Looking at 03 to 110, number 10 lacks Cr content.
3 has low hardness and wear resistance, and conversely, 11h104, which contains excess Cr, has poor weldability and has only a small hardness improvement effect despite its high Cr content. IVh106 has low hardness and lacks abrasion resistance, while IVh106, which contains an excessive amount of C, has poor weldability, and is inferior to the present invention example.Furthermore, IVh107, which lacks M ail 11h108, which contains excessive Mo, has low corrosion resistance, and 11h108, which contains excessive Mo, has problems in weldability, and both 11h109, which contains excessive Si, and 110, which contains excessive W, have poor weldability. It is not as good as the example of the present invention.

〔Effect of the invention〕

The current-carrying roll alloy of the present invention has excellent corrosion resistance and corrosion wear resistance in the corrosive environment of plating solutions, as well as
It has poor adhesion and peelability, and the adhesion strength of plated metal is low.

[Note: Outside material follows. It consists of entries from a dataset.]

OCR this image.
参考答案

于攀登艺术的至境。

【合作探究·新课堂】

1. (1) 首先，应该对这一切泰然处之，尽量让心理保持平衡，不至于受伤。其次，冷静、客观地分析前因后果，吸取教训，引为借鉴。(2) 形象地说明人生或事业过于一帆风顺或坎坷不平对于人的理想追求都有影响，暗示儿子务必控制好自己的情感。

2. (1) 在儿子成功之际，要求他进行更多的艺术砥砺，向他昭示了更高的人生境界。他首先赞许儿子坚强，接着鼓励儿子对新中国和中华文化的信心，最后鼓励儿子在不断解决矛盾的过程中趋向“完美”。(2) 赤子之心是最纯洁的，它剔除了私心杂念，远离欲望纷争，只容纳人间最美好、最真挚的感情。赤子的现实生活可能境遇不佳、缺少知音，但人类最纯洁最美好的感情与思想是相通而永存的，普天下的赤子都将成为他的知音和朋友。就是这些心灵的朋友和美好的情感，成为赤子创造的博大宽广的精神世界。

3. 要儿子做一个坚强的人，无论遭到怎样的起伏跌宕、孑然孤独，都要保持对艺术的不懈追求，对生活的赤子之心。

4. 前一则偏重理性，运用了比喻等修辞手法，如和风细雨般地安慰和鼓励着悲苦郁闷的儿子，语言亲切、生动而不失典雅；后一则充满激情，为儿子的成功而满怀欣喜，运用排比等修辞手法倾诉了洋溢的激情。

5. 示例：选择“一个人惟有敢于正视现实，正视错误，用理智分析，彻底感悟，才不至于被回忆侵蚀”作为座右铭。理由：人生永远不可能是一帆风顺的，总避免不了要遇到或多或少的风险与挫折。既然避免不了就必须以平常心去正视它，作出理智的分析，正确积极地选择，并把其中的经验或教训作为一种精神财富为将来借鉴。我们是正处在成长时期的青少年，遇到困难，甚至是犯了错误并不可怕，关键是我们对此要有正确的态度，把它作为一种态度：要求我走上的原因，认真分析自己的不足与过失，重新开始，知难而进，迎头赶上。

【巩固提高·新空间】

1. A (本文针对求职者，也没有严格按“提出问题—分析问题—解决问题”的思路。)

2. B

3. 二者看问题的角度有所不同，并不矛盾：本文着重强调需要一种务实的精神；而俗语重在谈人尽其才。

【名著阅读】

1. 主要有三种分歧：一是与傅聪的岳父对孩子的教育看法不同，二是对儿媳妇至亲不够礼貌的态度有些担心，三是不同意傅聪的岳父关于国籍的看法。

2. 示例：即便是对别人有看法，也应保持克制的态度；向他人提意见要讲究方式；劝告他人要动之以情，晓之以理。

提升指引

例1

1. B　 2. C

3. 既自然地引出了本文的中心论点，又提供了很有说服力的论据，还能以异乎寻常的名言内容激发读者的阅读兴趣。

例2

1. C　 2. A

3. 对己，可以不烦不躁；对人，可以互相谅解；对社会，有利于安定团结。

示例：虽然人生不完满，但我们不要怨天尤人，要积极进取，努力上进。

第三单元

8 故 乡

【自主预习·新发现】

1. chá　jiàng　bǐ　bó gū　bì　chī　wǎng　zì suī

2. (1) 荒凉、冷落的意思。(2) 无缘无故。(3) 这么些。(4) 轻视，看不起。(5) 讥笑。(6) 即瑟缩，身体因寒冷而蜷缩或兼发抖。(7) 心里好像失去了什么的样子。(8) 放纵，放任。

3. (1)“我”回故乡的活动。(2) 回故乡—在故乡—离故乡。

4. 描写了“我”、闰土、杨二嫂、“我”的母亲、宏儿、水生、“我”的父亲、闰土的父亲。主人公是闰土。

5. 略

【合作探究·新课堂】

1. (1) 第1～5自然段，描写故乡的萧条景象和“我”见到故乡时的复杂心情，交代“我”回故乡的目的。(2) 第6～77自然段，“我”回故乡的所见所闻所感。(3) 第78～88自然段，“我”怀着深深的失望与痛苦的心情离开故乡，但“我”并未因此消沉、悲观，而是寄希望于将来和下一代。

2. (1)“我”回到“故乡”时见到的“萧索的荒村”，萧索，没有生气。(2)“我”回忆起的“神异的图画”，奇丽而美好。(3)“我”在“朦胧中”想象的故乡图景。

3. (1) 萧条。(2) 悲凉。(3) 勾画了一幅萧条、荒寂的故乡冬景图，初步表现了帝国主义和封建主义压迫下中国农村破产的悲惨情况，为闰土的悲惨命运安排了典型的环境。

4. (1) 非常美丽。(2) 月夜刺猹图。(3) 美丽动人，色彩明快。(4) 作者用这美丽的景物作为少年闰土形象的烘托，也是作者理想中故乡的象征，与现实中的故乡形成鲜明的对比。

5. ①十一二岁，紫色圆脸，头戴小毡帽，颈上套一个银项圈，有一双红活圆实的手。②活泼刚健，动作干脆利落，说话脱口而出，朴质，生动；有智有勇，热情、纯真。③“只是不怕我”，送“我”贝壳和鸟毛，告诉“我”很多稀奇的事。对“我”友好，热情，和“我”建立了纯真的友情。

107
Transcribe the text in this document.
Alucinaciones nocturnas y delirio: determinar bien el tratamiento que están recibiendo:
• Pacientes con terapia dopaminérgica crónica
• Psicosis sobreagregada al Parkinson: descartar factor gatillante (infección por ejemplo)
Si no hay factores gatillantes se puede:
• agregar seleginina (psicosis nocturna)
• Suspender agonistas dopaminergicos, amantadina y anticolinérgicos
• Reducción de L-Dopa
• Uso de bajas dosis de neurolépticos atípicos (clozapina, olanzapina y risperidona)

The current-carrying roll for electroplating having a surface layer made of the alloy of the present invention has a low amount of corrosion due to plating solution and contact with the steel plate to be plated, and is suitable for grinding with a grindstone etc. to remove plated metal adhering to the surface. Since the occurrence of scratches and abrasion due to application is slight, the smooth and beautiful surface condition is maintained for a long period of time. Therefore, the hassle of frequent roll replacement and the cost required for polishing to generate rolls are significantly reduced, stable continuous plating operations are maintained, and the quality of plated products is improved.
A stabilizing effect can be obtained.

The alloy of the present invention is useful as a current-carrying roll alloy for various types of electroplating, such as tin plating, nickel plating, etc., and is not limited to the above-mentioned zinc plating. It is also useful as a material for zinc rolls, etc., which are guide rolls for passing sheets through.

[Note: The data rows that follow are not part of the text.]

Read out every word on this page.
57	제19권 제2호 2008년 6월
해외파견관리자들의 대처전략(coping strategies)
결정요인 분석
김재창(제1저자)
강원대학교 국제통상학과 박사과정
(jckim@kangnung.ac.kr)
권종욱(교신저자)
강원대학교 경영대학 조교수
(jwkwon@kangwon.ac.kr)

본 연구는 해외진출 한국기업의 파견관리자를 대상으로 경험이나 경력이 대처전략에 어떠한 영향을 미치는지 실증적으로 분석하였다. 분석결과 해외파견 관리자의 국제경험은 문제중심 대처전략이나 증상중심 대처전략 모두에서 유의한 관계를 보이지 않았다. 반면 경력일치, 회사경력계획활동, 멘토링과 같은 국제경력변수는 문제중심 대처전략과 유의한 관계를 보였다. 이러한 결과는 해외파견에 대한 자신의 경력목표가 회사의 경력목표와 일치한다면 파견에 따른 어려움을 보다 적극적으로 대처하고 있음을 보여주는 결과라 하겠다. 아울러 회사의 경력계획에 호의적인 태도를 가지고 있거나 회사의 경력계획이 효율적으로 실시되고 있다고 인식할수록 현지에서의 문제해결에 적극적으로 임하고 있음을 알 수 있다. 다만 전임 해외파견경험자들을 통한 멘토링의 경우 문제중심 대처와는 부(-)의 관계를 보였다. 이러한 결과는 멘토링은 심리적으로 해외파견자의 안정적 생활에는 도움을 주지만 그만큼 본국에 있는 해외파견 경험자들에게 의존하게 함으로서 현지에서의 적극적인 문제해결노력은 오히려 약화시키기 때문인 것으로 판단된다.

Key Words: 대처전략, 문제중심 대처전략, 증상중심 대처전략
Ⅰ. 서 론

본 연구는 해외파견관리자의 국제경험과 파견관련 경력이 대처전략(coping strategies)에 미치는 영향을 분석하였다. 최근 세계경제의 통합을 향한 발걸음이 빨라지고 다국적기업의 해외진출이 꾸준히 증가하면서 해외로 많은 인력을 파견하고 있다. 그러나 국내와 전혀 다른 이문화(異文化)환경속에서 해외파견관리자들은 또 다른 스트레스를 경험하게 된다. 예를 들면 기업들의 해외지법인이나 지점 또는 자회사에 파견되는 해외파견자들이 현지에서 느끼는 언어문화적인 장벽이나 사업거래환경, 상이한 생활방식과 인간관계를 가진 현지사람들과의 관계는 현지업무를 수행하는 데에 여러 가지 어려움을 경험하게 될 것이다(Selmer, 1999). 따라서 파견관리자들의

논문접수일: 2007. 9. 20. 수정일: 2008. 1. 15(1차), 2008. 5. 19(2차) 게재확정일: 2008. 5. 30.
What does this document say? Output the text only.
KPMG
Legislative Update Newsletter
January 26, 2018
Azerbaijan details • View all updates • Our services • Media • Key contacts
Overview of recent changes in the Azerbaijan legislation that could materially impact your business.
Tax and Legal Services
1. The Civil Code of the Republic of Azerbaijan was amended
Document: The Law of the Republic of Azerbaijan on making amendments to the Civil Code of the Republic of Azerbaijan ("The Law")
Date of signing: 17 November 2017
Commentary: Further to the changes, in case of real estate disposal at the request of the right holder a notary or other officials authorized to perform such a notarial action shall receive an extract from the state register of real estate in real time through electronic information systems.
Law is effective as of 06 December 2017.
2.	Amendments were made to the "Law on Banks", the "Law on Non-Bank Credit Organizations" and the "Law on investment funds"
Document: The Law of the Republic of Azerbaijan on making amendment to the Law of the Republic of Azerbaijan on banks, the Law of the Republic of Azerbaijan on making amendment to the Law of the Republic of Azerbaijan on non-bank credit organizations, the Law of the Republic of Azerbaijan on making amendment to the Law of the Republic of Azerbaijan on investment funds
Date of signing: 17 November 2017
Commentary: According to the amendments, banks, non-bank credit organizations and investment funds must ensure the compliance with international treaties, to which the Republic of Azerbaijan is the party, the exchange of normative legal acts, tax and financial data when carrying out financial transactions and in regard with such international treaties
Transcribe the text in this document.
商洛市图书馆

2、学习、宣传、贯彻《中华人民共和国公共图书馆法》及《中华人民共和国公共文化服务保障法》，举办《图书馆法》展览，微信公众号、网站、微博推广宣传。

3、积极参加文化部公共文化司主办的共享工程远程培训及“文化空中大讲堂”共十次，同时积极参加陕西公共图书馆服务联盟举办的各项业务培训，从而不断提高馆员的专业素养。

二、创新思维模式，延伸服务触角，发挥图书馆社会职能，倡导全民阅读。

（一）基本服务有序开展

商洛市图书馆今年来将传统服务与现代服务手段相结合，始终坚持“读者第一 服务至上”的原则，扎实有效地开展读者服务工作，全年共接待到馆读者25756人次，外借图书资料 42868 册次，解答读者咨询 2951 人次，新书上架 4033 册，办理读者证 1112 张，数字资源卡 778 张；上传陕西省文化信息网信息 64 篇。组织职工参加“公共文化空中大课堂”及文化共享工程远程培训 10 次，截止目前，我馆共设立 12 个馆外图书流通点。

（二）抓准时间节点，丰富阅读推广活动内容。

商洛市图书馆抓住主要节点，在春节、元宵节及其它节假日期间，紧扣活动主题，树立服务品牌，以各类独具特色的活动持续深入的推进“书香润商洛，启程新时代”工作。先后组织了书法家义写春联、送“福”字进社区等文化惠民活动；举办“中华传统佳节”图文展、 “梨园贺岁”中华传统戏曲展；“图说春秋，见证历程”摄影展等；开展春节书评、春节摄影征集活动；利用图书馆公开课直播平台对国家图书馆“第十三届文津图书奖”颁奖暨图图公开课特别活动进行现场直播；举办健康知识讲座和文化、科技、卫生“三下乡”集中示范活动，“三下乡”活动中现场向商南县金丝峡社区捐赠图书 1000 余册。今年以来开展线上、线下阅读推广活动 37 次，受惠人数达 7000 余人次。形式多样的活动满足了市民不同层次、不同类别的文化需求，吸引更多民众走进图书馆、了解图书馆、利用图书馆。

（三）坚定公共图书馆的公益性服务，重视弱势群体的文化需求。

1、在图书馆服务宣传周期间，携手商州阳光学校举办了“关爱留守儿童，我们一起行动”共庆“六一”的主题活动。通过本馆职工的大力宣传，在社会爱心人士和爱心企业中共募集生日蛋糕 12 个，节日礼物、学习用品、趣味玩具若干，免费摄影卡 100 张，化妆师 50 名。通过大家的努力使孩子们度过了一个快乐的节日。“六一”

[Brief explanation of the drawing]

Fig. 1 is a partially cutaway front view showing an example of the layered structure of an energizing roll when the surface layer of the body is formed of the alloy of the present invention, and Fig. 2 CI) and (II) are test pieces related to Examples. It is a perspective explanatory view showing the form of. 10: roll body, 11: body core, 12: body surface layer, T: test piece.

Claims (2)

[Claims] (1) C: 0.2-3%, Si: 0.5-5%, Mn:
A current-carrying roll alloy for electroplating consisting of 2% or less, Cr: 20-35%, Mo: 2-10%, impurity Fe: 10% or less, and the remainder substantially Ni. (2) C: 0.2-3%, Si: 0.5-5%, Mn:
2% or less, Cr: 20-35%, Mo: 2-10%, W
A current-carrying roll alloy for electroplating consisting of: 6% or less, impurity Fe: 10% or less, and the remainder substantially Ni.